La bougie a donc, depuis toujours, été un symbole de l’écoulement de la durée, et sa combustion la représentation de la fuite du temps – jusqu’à nos jours où l’on continue de souffler les chandelles pour célébrer les anniversaires. Avant l’invention de la lampe à huile, la bougie était utilisée au théâtre pour éclairer la scène et les comédiens – la durée de l’acte était ainsi conditionnée à celle de la combustion de la bougie. Au Moyen-âge, elle était également devenue un symbole de richesse : la bougie en cire, plus luxueuse que son équivalent en suif, était l’apanage des familles riches. Et elle ne pouvait pas être utilisée comme horloge à feu au sein des foyers les moins dotés, qui devaient la préserver le plus longtemps possible.
L’évolution de l’horloge à combustible
Entre l’Asie et l’Europe médiévale, un autre modèle d’horloge à feu se développe, inspiré à la fois de la bougie et de l’encens : l’horloge à labyrinthe. Sur un support, à l’aide d’une grille, on crée un « parcours » avec de la pâte à encens, ou avec n’importe quelle poudre combustible, le long des circonvolutions d’un labyrinthe en forme de mandala (en système clos), dont la longueur dépend du temps désiré. La fin de la combustion indique l’écoulement de la durée voulue.

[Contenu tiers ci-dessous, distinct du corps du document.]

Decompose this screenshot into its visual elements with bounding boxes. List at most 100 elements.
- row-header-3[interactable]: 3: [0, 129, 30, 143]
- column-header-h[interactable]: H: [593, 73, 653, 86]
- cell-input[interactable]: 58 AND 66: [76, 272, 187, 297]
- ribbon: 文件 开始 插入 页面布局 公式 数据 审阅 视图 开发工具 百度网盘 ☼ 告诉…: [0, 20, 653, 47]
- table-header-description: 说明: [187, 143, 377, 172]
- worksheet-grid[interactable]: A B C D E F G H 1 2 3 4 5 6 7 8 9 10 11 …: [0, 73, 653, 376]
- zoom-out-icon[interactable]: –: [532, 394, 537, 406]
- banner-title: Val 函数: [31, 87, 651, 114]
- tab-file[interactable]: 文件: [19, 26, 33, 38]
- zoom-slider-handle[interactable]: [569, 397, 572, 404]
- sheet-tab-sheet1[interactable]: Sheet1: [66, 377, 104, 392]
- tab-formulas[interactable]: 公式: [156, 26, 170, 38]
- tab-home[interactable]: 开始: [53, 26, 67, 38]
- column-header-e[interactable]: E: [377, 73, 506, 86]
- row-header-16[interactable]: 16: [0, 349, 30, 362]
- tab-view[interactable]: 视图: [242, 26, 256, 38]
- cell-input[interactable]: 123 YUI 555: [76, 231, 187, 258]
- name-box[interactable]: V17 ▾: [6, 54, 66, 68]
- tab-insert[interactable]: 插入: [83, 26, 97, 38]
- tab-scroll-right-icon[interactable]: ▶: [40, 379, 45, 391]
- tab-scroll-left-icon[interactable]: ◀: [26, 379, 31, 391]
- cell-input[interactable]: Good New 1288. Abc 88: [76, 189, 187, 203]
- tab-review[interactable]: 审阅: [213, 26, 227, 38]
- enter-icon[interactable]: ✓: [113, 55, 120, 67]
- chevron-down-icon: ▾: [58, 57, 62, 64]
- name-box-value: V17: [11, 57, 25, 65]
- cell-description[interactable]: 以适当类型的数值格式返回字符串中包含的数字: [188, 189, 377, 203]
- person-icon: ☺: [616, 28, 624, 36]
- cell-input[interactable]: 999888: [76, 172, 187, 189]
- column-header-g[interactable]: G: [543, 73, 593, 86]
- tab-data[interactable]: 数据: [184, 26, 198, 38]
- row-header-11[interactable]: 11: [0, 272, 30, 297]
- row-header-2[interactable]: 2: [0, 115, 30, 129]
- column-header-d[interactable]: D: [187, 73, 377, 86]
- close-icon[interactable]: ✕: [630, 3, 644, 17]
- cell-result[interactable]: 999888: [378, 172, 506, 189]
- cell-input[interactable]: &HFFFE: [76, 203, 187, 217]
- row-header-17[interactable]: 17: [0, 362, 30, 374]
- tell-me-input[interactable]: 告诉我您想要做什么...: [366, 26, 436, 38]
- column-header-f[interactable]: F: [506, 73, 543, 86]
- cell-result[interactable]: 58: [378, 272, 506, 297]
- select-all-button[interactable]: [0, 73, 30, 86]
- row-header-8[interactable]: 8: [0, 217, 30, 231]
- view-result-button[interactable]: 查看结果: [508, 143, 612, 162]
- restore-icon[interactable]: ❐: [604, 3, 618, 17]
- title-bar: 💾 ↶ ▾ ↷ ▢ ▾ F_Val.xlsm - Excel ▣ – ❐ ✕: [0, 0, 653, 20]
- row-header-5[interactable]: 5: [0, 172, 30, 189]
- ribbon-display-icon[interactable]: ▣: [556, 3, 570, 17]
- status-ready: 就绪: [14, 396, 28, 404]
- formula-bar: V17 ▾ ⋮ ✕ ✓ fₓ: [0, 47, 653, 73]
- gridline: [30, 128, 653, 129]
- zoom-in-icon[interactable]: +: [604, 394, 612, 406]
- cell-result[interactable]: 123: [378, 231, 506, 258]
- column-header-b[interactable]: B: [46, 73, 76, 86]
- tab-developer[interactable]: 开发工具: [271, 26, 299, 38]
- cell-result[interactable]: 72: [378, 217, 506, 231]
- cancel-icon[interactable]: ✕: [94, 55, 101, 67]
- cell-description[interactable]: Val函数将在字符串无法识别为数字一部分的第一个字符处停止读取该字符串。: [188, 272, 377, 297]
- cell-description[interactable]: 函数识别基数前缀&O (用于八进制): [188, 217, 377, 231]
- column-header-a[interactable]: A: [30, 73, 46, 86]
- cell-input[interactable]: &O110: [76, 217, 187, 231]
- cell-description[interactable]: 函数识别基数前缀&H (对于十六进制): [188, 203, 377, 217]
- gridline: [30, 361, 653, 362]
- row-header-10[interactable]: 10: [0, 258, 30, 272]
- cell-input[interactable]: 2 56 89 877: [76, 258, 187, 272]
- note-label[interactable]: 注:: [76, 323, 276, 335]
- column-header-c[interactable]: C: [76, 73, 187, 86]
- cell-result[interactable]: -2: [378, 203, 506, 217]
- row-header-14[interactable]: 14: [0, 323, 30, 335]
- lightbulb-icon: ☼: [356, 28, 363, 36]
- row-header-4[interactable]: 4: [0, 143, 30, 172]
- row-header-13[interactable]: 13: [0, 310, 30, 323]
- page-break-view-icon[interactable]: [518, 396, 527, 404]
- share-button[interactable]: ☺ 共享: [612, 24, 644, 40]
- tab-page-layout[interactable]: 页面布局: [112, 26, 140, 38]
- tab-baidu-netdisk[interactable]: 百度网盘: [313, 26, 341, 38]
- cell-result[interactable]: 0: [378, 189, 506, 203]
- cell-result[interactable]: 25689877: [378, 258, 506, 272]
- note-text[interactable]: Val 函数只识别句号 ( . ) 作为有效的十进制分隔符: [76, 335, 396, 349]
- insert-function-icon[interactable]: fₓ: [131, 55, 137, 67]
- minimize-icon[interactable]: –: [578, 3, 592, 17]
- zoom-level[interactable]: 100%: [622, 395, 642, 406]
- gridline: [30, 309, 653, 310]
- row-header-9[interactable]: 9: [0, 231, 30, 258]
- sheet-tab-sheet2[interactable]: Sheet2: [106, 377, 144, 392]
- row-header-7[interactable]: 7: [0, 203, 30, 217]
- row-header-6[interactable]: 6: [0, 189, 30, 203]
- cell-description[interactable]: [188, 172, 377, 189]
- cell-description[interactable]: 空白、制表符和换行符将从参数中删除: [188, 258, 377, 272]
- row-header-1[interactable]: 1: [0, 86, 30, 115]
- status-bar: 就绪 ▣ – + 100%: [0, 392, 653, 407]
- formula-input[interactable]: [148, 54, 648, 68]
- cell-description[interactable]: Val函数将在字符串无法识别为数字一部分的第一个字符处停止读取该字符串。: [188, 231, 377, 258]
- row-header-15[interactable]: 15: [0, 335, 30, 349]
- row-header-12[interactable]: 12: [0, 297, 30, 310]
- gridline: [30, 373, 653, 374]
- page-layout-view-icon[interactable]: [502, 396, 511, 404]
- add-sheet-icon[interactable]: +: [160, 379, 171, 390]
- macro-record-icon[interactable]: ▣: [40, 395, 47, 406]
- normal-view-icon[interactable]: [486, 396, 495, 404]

Le principe de l’horloge à combustible se modernise à partir du XVe siècle avec l’invention des lampes à huile. Celles-ci sont alors dotées de réservoirs gradués qui permettent d’apprécier le passage des heures à mesure que, la mèche se consumant, le niveau d’huile baisse le long des graduations.
Au fil de ses évolutions et de ses passages d’un continent à un autre, l’horloge à feu a conservé son principe de fonctionnement de base, inaltérable. Il aura fallu l’invention des montres et des horloges mécaniques pour mettre fin à la domination de ce système ingénieux de mesure du temps.